This EArly-Concept Grant for Exploratory Research (EAGER) project takes a clean-slate first-principles approach to the design of safety-critical autonomous systems by integrating formal methods and reinforcement learning from data. Several recent high-profile traffic incidents involving semi-autonomous vehicles have raised questions about whether current artificial intelligence (AI)-centered methods can ever lead us to Level 4 or 5 autonomy, i.e., to the realization of fully-autonomous vehicles with performance equivalent to a human driver in all driving scenarios. On the other hand, approaches rooted in formal methods for verification and synthesis can provide safety guarantees but have difficulty in efficiently reasoning about uncertainty and the correctness of data-driven models. This project will combine these two, seemingly incompatible, paradigms for designing autonomous systems. It will use model-free reinforcement learning algorithms to learn from semi-autonomous vehicle driving data. It will adopt model-based methods for system design, verification, and synthesis to offer provably safe operation in highly uncertain scenarios. An AutoDrive testbed will be set up where human driving data from scaled vehicular models will be leveraged to infer safe control policies using imitation and inverse reinforcement learning algorithms. The research is relevant to the science of intelligent autonomous transportation systems with significant societal implications. The experimental testbed will be used to provide hands-on research experience to undergraduate students and for K-12 outreach efforts.

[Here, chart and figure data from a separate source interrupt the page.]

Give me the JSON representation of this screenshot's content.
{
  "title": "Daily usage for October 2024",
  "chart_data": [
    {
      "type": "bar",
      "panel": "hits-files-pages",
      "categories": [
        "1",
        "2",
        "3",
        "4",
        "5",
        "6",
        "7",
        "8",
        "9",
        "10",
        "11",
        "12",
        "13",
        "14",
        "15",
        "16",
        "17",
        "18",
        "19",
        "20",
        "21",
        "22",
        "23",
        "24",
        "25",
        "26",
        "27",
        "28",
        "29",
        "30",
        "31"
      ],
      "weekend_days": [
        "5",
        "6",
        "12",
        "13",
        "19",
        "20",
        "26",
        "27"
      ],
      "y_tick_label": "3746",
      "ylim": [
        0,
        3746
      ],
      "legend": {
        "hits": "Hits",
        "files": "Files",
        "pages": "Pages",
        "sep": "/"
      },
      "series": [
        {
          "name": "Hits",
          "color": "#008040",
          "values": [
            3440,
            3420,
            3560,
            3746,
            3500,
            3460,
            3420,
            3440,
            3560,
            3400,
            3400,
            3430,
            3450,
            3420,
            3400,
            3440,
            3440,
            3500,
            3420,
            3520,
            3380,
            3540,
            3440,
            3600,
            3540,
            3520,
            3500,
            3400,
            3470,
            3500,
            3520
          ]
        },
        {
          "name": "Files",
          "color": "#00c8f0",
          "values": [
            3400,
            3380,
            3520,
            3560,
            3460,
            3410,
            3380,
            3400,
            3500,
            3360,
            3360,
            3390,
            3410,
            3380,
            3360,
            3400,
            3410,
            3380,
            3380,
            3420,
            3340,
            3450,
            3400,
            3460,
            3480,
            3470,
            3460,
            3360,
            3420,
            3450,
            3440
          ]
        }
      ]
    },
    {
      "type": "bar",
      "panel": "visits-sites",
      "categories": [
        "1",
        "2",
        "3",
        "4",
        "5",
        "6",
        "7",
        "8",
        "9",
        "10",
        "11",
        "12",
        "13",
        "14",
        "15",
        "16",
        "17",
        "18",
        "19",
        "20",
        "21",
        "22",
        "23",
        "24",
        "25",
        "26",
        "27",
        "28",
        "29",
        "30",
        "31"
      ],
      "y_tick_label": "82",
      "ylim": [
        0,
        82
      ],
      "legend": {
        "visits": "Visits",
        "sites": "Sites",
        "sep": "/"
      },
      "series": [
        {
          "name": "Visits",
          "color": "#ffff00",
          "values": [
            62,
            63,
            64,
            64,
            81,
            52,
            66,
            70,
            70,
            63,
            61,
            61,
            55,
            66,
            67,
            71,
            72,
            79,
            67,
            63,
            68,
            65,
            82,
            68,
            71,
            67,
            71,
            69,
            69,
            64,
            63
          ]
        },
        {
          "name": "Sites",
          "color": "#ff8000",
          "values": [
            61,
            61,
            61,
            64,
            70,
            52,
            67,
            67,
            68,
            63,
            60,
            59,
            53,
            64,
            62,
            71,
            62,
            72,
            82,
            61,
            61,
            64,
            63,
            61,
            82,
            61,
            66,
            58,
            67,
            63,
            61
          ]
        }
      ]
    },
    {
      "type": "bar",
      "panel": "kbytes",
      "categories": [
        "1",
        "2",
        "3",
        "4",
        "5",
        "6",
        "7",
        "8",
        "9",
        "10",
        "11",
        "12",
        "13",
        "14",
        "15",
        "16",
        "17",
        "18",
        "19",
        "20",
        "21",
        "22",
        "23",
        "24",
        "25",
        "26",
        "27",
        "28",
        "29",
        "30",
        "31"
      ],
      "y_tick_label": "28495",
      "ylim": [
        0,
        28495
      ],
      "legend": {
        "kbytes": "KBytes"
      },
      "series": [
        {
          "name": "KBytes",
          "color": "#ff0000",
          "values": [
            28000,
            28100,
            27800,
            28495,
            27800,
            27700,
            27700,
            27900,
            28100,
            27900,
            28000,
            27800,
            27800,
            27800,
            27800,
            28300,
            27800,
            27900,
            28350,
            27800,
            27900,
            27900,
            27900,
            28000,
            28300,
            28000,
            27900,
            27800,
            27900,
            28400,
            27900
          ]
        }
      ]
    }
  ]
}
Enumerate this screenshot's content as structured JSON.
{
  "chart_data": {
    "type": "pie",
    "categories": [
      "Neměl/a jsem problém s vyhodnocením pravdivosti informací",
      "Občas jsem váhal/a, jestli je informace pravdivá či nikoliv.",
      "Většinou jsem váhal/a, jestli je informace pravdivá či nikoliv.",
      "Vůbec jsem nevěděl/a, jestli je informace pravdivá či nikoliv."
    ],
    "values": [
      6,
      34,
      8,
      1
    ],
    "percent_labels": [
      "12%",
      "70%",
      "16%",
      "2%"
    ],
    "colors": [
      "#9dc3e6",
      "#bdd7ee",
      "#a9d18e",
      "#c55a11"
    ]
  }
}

In particular, the project will develop a framework for optimal control synthesis for safety and performance specification expressed in signal temporal logic. It will then incorporate vehicular and pedestrian kinematics in non-deterministic/probabilistic transition models specified via probabilistic computation tree logic. Finally, it will develop formal reinforcement learning methods for partially observed dynamic models subject to safety specifications and complex temporal goals by learning from traces of safe human drivers. One key technical contribution of the project will be development of new formal reinforcement learning methods that may be useful in a broad array of applications wherein we must synthesize optimal controllers that satisfy certain safety specifications by learning from data.
This award reflects NSF's statutory mission and has been deemed worthy of support through evaluation using the Foundation's intellectual merit and broader impacts review criteria.